Jonas Neto tinha acabado de desligar a ligação, quando Amanda Teixeira também retirou o fone do ouvido.
— Dez da noite, hein?
Era o ideal. Com o manto da noite, as chances de serem vistos diminuíam consideravelmente.
Enquanto realizava outras tarefas, Amanda Teixeira esperava com tranquilidade o cair da noite.
Por volta das nove e quinze da noite, Jonas Neto finalmente saiu de seu apartamento.
Amanda Teixeira estava de prontidão, não muito longe dali, à espreita.
Ela precisava seguir Jonas Neto para flagrar o encontro dele com o Sr. Rui.
Jonas Neto logo entrou em um carro de aplicativo. Amanda Teixeira, já preparada, havia alugado um carro com antecedência, estacionando nas proximidades.
Assim que percebeu a movimentação, retornou rapidamente ao seu veículo e começou a segui-lo.
Mais de meia hora depois, Amanda Teixeira, usando um software de rastreamento instalado no celular de Jonas Neto, chegou deliberadamente dois minutos após ele a um conjunto habitacional antigo e abandonado.
As instalações daquele conjunto eram extremamente precárias, com iluminação deficiente e um ar decadente. Fora a avenida principal, não havia câmeras de vigilância dentro do condomínio.
Para Amanda Teixeira, era o cenário perfeito para agir sem ser vista.

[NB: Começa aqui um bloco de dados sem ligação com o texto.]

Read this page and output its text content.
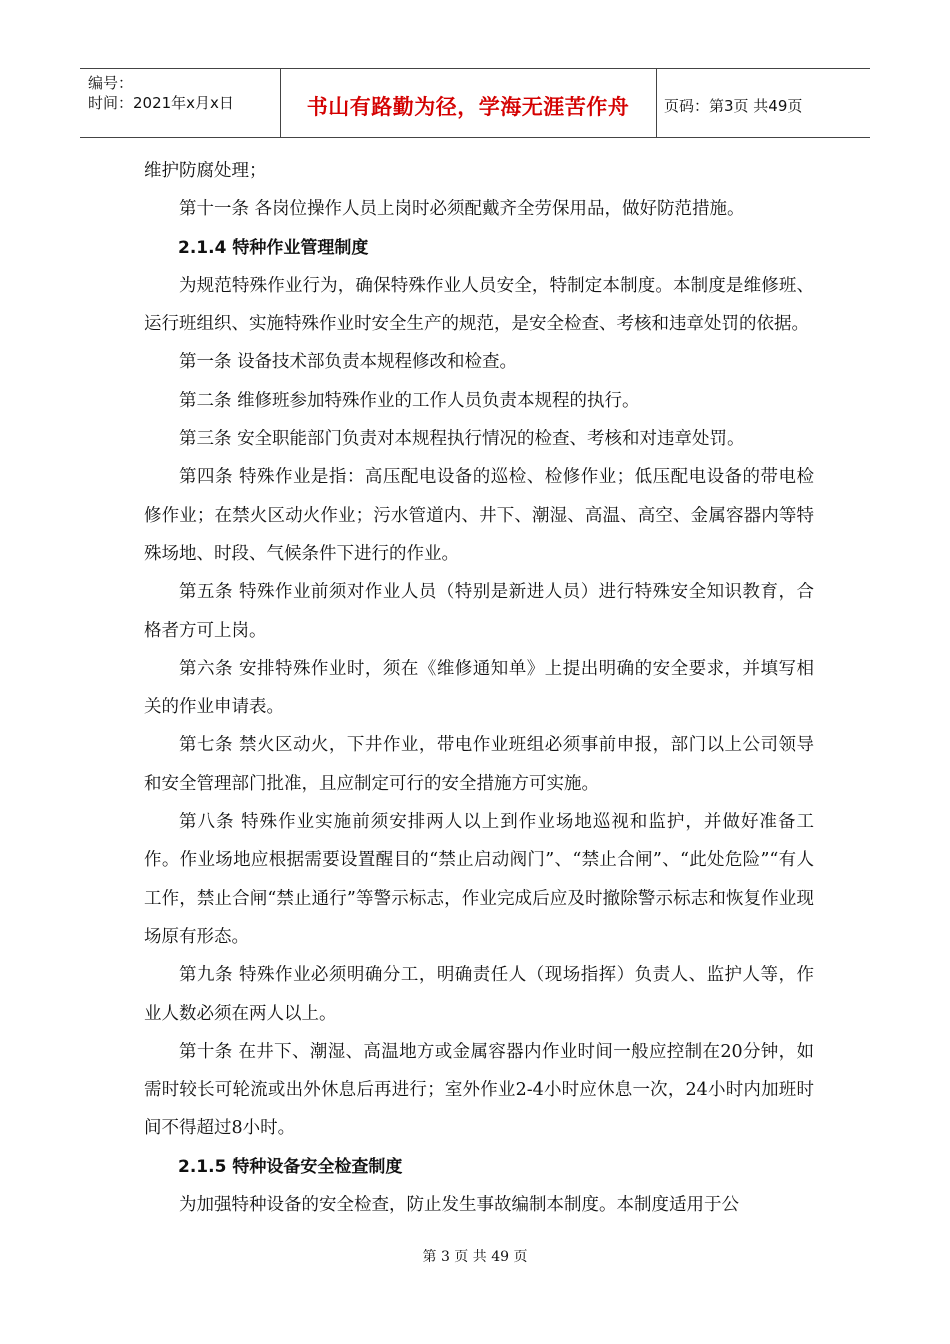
编号：
时间：2021年x月x日	书山有路勤为径，学海无涯苦作舟	页码：第3页 共49页

维护防腐处理；

第十一条 各岗位操作人员上岗时必须配戴齐全劳保用品，做好防范措施。

2.1.4 特种作业管理制度

为规范特殊作业行为，确保特殊作业人员安全，特制定本制度。本制度是维修班、运行班组织、实施特殊作业时安全生产的规范，是安全检查、考核和违章处罚的依据。

第一条 设备技术部负责本规程修改和检查。

第二条 维修班参加特殊作业的工作人员负责本规程的执行。

第三条 安全职能部门负责对本规程执行情况的检查、考核和对违章处罚。

第四条 特殊作业是指：高压配电设备的巡检、检修作业；低压配电设备的带电检修作业；在禁火区动火作业；污水管道内、井下、潮湿、高温、高空、金属容器内等特殊场地、时段、气候条件下进行的作业。

第五条 特殊作业前须对作业人员（特别是新进人员）进行特殊安全知识教育，合格者方可上岗。

第六条 安排特殊作业时，须在《维修通知单》上提出明确的安全要求，并填写相关的作业申请表。

第七条 禁火区动火，下井作业，带电作业班组必须事前申报，部门以上公司领导和安全管理部门批准，且应制定可行的安全措施方可实施。

第八条 特殊作业实施前须安排两人以上到作业场地巡视和监护，并做好准备工作。作业场地应根据需要设置醒目的“禁止启动阀门”、“禁止合闸”、“此处危险”“有人工作，禁止合闸“禁止通行”等警示标志，作业完成后应及时撤除警示标志和恢复作业现场原有形态。

第九条 特殊作业必须明确分工，明确责任人（现场指挥）负责人、监护人等，作业人数必须在两人以上。

第十条 在井下、潮湿、高温地方或金属容器内作业时间一般应控制在20分钟，如需时较长可轮流或出外休息后再进行；室外作业2-4小时应休息一次，24小时内加班时间不得超过8小时。

2.1.5 特种设备安全检查制度

为加强特种设备的安全检查，防止发生事故编制本制度。本制度适用于公

第 3 页 共 49 页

No entanto, ela não entrou junto com Jonas Neto no condomínio. Estacionou o carro em um ponto cego das câmeras, permanecendo dentro do veículo.
Pegou a mochila do banco do carona e retirou de dentro dela uma pequena caixa, do tamanho da palma da mão. Ali estava guardado seu microdrone, não maior que uma mosca e pesando cerca de 30 miligramas. O dispositivo vinha equipado com uma câmera noturna de alta resolução, capaz de gravar vídeo e áudio à distância.
— Usar meu brinquedinho para resolver uma questão de plágio... — Pensou, achando quase um desperdício.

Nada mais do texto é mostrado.